Wednesday, December 9, 2009

Tax Credits explained

The extension and expansion of the homebuyers tax credit that passed Congress allows more first-time buyers to qualify and now includes credit for existing homeowners who buy a new home.

First-time buyers who missed the November 30 deadline for the previous program do not have to worry now. They can qualify under the new one. Both credits expire next spring. Buyers must have a contract on a home before May 1, 2010 and they have until June 30, 2010 to close in order to qualify.

The first-buyer credit remains 10 percent of the cost of the home or $8ooo, whichever is less. A first-time home buyer cannot have owned a home during the past three years. The credit for existing homeowners is 10 percent of the value of the new home or $6500, whichever is less. Existing homeowners must have owned and lived in their current home five out of the last eight years. In both cases, only single family principal residences qualify. No second homes or investment properties.
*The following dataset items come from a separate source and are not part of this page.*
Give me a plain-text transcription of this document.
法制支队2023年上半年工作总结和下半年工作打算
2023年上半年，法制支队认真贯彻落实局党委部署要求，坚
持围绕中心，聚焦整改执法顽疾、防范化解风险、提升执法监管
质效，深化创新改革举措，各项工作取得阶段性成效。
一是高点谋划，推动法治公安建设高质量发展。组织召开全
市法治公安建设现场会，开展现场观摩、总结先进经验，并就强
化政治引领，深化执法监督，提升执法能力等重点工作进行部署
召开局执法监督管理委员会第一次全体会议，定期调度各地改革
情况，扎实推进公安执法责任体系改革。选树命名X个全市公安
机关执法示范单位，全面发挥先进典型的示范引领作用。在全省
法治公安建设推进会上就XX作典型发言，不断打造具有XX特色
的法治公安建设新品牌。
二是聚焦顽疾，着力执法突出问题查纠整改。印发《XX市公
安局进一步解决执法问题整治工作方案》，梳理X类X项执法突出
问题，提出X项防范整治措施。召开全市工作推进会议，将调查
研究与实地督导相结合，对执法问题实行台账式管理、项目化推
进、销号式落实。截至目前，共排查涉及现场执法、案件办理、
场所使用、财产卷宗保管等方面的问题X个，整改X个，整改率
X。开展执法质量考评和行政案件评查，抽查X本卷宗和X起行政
Other changes include the income limits. The new legislation raises the income limits for those claiming the credit to $125,000 a year for individuals and $225,000 for couples, up from $75,000 and $150,000 in the previous first-time buyer credit. The cost of the new home cannot exceed $800,000.

If the home is sold within three years original purchase, the entire amount of credit is recaptured upon sale. Recapture provision is waived for military personnel relocating due to orders. Credit extended for one year after expiration date for any military personnel that is serving outside United States for at least 90 days in either 2009 or 2010.